Nell’adire il giudice di legittimità, l’ente impositore denuncia che il giudice a quo avrebbe erroneamente interpretato la normativa del Dpr 633/1972 (articoli 17, 18, 26 e 60), in quanto la Commissione del riesame:
  • ha confuso il soggetto passivo dell’obbligazione tributaria, individuandolo nella committente anziché nell’appaltatrice, anche perché il rapporto pubblicistico si instaura tra colui che ha eseguito la prestazione (tenuto pertanto a emettere fattura) e il fisco, mentre questi rimane del tutto estraneo al rapporto privatistico che corre esclusivamente tra committente e appaltatore
  • non ha considerato che l’operazione poteva essere corretta mediante emissione di nota di variazione dell’imposta in aumento.
 
Motivi della decisione
L’Amministrazione finanziaria ha avuto ragione: posto il divieto di rivalsa tra cedente/prestatore-cessionario/committente e la necessità che il fisco riscuota dal contribuente soggetto passivo del rapporto, la sezione tributaria ha accolto tutti i rilievi della difesa erariale.
Secondo il collegio giudicante, infatti, “il sistema dell’IVA nazionale, per conseguire l’obiettivo comunitario della Prima Direttiva del 1967 e delle Sesta del 1977 di un’imposta generale sui consumi esattamente proporzionale al prezzo dei prezzi dei beni e servizi, non può che fondarsi, secondo lo schema della tassazione analitico aziendale, sulla presunzione assoluta di diligenza professionale del soggetto passivo nella verifica della posizione dei terzi con i quali ha operato e dai quali possono provenire dichiarazioni o informazioni e dati adoperati per la determinazione dell’imposta e della sua aliquota, della cui esattezza la parte contribuente è unica responsabile verso il fisco”.

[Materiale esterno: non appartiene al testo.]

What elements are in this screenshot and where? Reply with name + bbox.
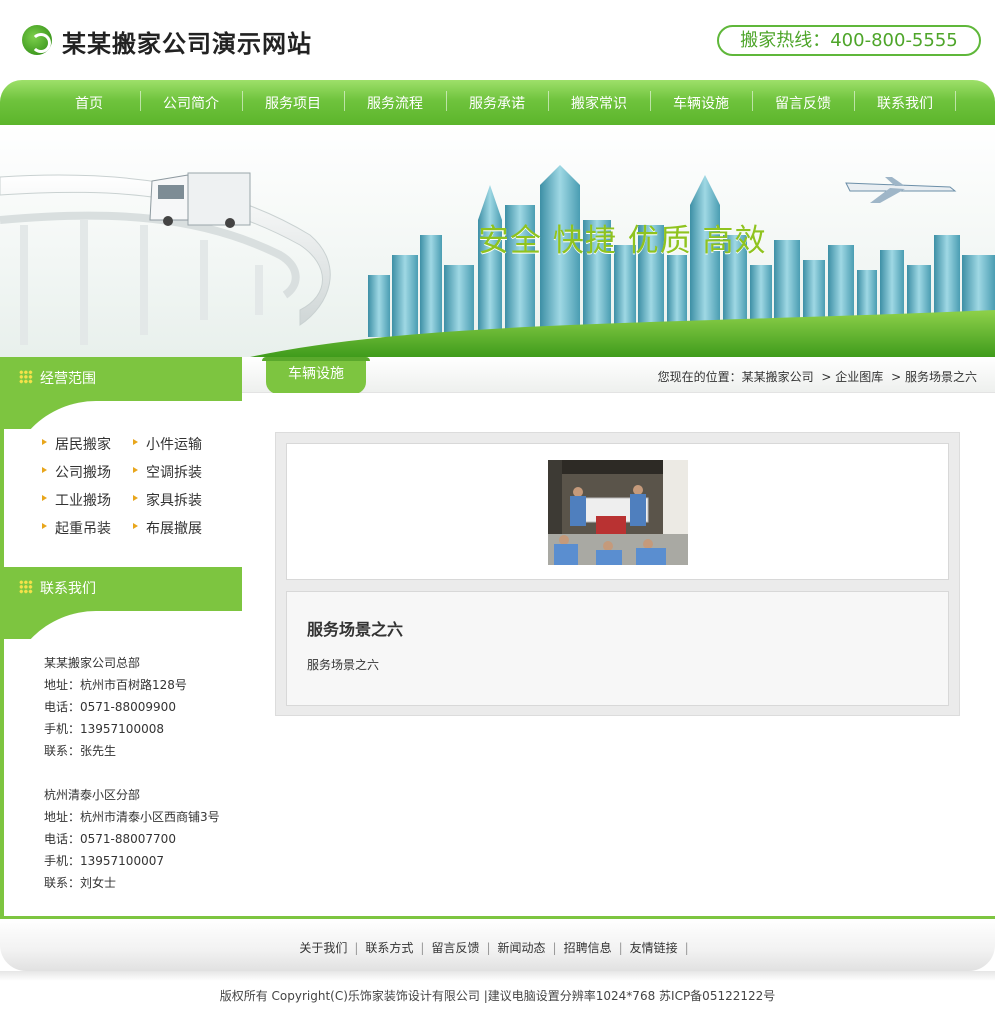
nav-item[interactable]: 服务项目 — [242, 90, 344, 113]
scope-header: 经营范围 — [0, 357, 242, 399]
movers-photo-illustration — [548, 460, 688, 565]
arrow-bullet-icon — [42, 467, 47, 473]
contact-line: 联系：张先生 — [44, 744, 117, 758]
contact-info: 某某搬家公司总部地址：杭州市百树路128号 电话：0571-88009900 手机：… — [44, 652, 220, 894]
service-link[interactable]: 工业搬场 — [42, 490, 111, 510]
service-link[interactable]: 家具拆装 — [133, 490, 202, 510]
footer-link[interactable]: 联系方式 — [365, 941, 413, 955]
footer-separator: | — [354, 941, 359, 955]
image-panel — [286, 443, 949, 580]
contact-line: 手机：13957100008 — [44, 722, 164, 736]
banner: 安全 快捷 优质 高效 — [0, 125, 995, 357]
footer-separator: | — [552, 941, 557, 955]
service-link[interactable]: 居民搬家 — [42, 434, 111, 454]
logo-icon[interactable] — [22, 25, 52, 55]
nav-item[interactable]: 服务承诺 — [446, 90, 548, 113]
content-header: 车辆设施 您现在的位置：某某搬家公司 > 企业图库 > 服务场景之六 — [242, 357, 995, 394]
arrow-bullet-icon — [42, 439, 47, 445]
arrow-bullet-icon — [133, 523, 138, 529]
service-link-label: 工业搬场 — [55, 493, 111, 509]
article-title: 服务场景之六 — [307, 620, 404, 639]
contact-title: 联系我们 — [40, 581, 96, 597]
grid-dots-icon — [19, 370, 33, 384]
service-link[interactable]: 小件运输 — [133, 434, 202, 454]
arrow-bullet-icon — [42, 495, 47, 501]
service-link-label: 起重吊装 — [55, 521, 111, 537]
banner-slogan: 安全 快捷 优质 高效 — [478, 223, 767, 259]
service-link-label: 居民搬家 — [55, 437, 111, 453]
footer-shadow — [0, 971, 995, 981]
contact-line: 联系：刘女士 — [44, 876, 117, 890]
site-header: 某某搬家公司演示网站 搬家热线：400-800-5555 — [0, 0, 995, 80]
service-link[interactable]: 公司搬场 — [42, 462, 111, 482]
service-link-label: 空调拆装 — [146, 465, 202, 481]
contact-line: 地址：杭州市百树路128号 — [44, 678, 187, 692]
footer-separator: | — [420, 941, 425, 955]
site-title[interactable]: 某某搬家公司演示网站 — [62, 24, 312, 59]
footer-separator: | — [618, 941, 623, 955]
content-area: 服务场景之六 服务场景之六 — [242, 393, 995, 919]
contact-line — [44, 762, 220, 784]
hotline-badge: 搬家热线：400-800-5555 — [717, 25, 981, 56]
truck-icon — [149, 172, 251, 228]
footer-link[interactable]: 关于我们 — [299, 941, 347, 955]
breadcrumb-item[interactable]: > 服务场景之六 — [891, 370, 977, 384]
service-link[interactable]: 起重吊装 — [42, 518, 111, 538]
nav-item[interactable]: 车辆设施 — [650, 90, 752, 113]
nav-item[interactable]: 留言反馈 — [752, 90, 854, 113]
arrow-bullet-icon — [42, 523, 47, 529]
contact-line: 某某搬家公司总部 — [44, 656, 141, 670]
copyright: 版权所有 Copyright(C)乐饰家装饰设计有限公司 |建议电脑设置分辨率1… — [219, 989, 776, 1003]
footer-link[interactable]: 友情链接 — [630, 941, 678, 955]
nav-item[interactable]: 搬家常识 — [548, 90, 650, 113]
section-tab: 车辆设施 — [262, 357, 370, 394]
arrow-bullet-icon — [133, 439, 138, 445]
service-link[interactable]: 空调拆装 — [133, 462, 202, 482]
contact-header-curve — [0, 609, 246, 639]
footer-link[interactable]: 留言反馈 — [431, 941, 479, 955]
main-nav: 首页 公司简介 服务项目 服务流程 服务承诺 搬家常识 车辆设施 留言反馈 联系我们 — [0, 80, 995, 125]
arrow-bullet-icon — [133, 467, 138, 473]
scope-header-curve — [0, 399, 246, 429]
gallery-detail: 服务场景之六 服务场景之六 — [275, 432, 960, 716]
breadcrumb-item[interactable]: > 企业图库 — [821, 370, 883, 384]
arrow-bullet-icon — [133, 495, 138, 501]
footer-links: 关于我们 | 联系方式 | 留言反馈 | 新闻动态 | 招聘信息 | 友情链接 | — [0, 919, 995, 971]
contact-line: 电话：0571-88009900 — [44, 700, 176, 714]
service-link-label: 小件运输 — [146, 437, 202, 453]
service-link-label: 公司搬场 — [55, 465, 111, 481]
contact-line: 电话：0571-88007700 — [44, 832, 176, 846]
service-link-label: 家具拆装 — [146, 493, 202, 509]
contact-header: 联系我们 — [0, 567, 246, 609]
contact-line: 杭州清泰小区分部 — [44, 788, 141, 802]
nav-item[interactable]: 公司简介 — [140, 90, 242, 113]
article-panel: 服务场景之六 服务场景之六 — [286, 591, 949, 706]
nav-item[interactable]: 联系我们 — [854, 90, 956, 113]
sidebar: 经营范围 居民搬家 小件运输公司搬场 空调拆装工业搬场 家具拆装起重吊装 布展撤展 联系… — [0, 357, 246, 919]
footer-link[interactable]: 招聘信息 — [564, 941, 612, 955]
article-description: 服务场景之六 — [307, 658, 380, 672]
grid-dots-icon — [19, 580, 33, 594]
nav-item[interactable]: 服务流程 — [344, 90, 446, 113]
nav-item[interactable]: 首页 — [38, 93, 140, 113]
footer-link[interactable]: 新闻动态 — [498, 941, 546, 955]
breadcrumb-prefix[interactable]: 您现在的位置：某某搬家公司 — [658, 370, 814, 384]
airplane-icon — [845, 177, 957, 203]
service-photo[interactable] — [548, 460, 688, 565]
scope-title: 经营范围 — [40, 371, 96, 387]
footer-separator: | — [684, 941, 689, 955]
contact-line: 地址：杭州市清泰小区西商铺3号 — [44, 810, 220, 824]
service-link[interactable]: 布展撤展 — [133, 518, 202, 538]
footer-separator: | — [486, 941, 491, 955]
service-link-label: 布展撤展 — [146, 521, 202, 537]
contact-line: 手机：13957100007 — [44, 854, 164, 868]
breadcrumb: 您现在的位置：某某搬家公司 > 企业图库 > 服务场景之六 — [654, 368, 977, 385]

Sicché ne deriva che, in tema di Iva, nell’ipotesi in cui l’imposta o la maggiore imposta da versare all’erario venga acclarata successivamente al compimento dell’operazione imponibile a seguito di accertamento da parte dell’Amministrazione finanziaria dell’intervenuta evasione totale o parziale del tributo, è escluso il diritto alla rivalsa, nei confronti dei cessionari dei beni o dei committenti dei servizi, dell’imposta o della maggiore imposta dovuta in conseguenza dell’accertamento o della rettifica della dichiarazione annuale, che resterà pertanto interamente a carico del cedente del bene o del prestatore del servizio (Cassazione 12882/2010 e 24794/2005).
 
Infine, la sentenza in esame non manca di richiamare l’articolo 93 del Dl 1/2012 (decreto liberalizzazioni), che ha riformulato l’articolo 60, comma 7, Dpr 633/72, prevedendo che il contribuente ha diritto di rivalersi dell’imposta o della maggiore imposta relativa ad avvisi di accertamento o rettifica nei confronti dei cessionari dei beni o dei committenti dei servizi soltanto a seguito del pagamento dell’imposta o della maggiore imposta, delle sanzioni e degli interessi.